Groot trucks will be a weekly sight in each Naperville neighborhood starting May 1 as the waste hauler takes over the city's garbage, recycling and yard waste collection under a 10-year contract.
The pact keeps the monthly fee for residents close to flat in the first year, with $12.95 due per household, up 6 cents from the $12.89 residents pay to Waste Management.
That's a far cry from the 15 percent increase the city feared would be the case when officials made projections last year, Mayor Steve Chirico said. The city council approved the contract Wednesday night.
"This is a great contract for the city," Chirico said, " ... a great deal for our residents."
Residents will have to pay $2.25 for each yard waste sticker, up from the $2.10 now. Sticker prices will rise to $2.50 in the third year of the contract and $2.75 in the sixth year.
But in this contract, Christmas tree collection is included free, no separate fee. Residents can continue to use their city-issued bins for garbage and recycling storage. And Groot will develop a customized website for Naperville residents, designate two customer service representatives to answering residents' questions, and create a smartphone app that can provide text alerts about holiday collection schedules and weather delays, as well as regular collection procedures.
The contract will cost the city $7.3 million in the first year and increase in price by 2.8 percent each year. For the city's second-largest yearly expense, behind health insurance for employees, City Manager Doug Krieger said the known stability of a 10-year pact is a big plus.
As Groot prepares to collect from roughly 42,000 households in Naperville, Senior Assistant City Attorney Pat Lord said the company is purchasing new vehicles to make the rounds. Those vehicles initially will run on diesel but will be converted to run on compressed natural gas once a fueling station opens in Naperville.
Under a separate deal the city council approved Wednesday, a fuel company called Trillium will lease an acre of land near the Test Track on Jefferson Avenue and build a compressed natural gas fueling station there by July 30, 2019.
Groot is one of two firms that have committed to minimum purchase agreements with Trillium.
"It's great to have a few partners step up and guarantee that they'll use it, one being our new trash hauler, and Ozinga, which already uses some CNG trucks," city council member Paul Hinterlong said about the Mokena-based concrete manufacturer, which has been operating mixing trucks powered by CNG since 2011. "I'm glad to see this finally coming through."
The fueling station has been on the city's to-do list since at least 2014, but Dick Dublinski, public works director, said officials held off until a partner could be found to build and operate the facility without taxpayer expense.

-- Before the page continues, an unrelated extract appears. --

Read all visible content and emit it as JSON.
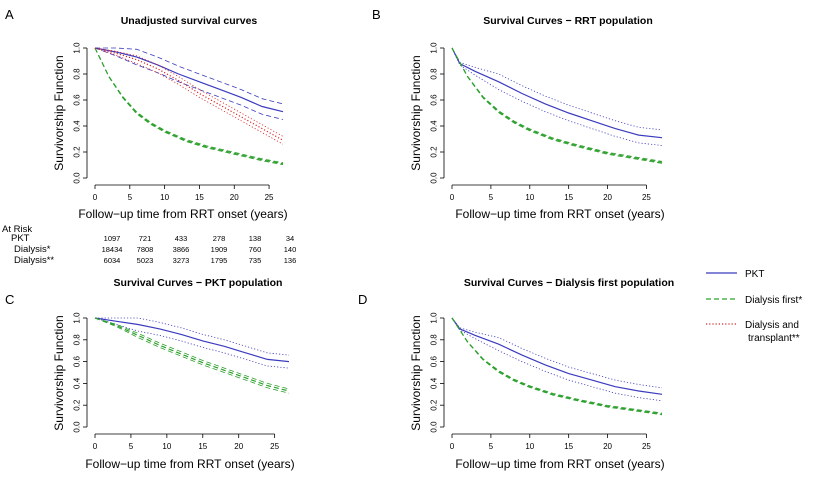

Trillium will build the estimated $2 million facility using a $300,000 grant the city secured from Drive Clean Chicago and will pay the city $1,500 a month to lease the land for the station under a 10-year deal. The city plans to convert some of its 580 fleet vehicles to use the fuel. More than 50 it owns now are eligible for conversion.
"CNG is starting to become one of the new fuels," city council member John Krummen said. "It's very forward-thinking."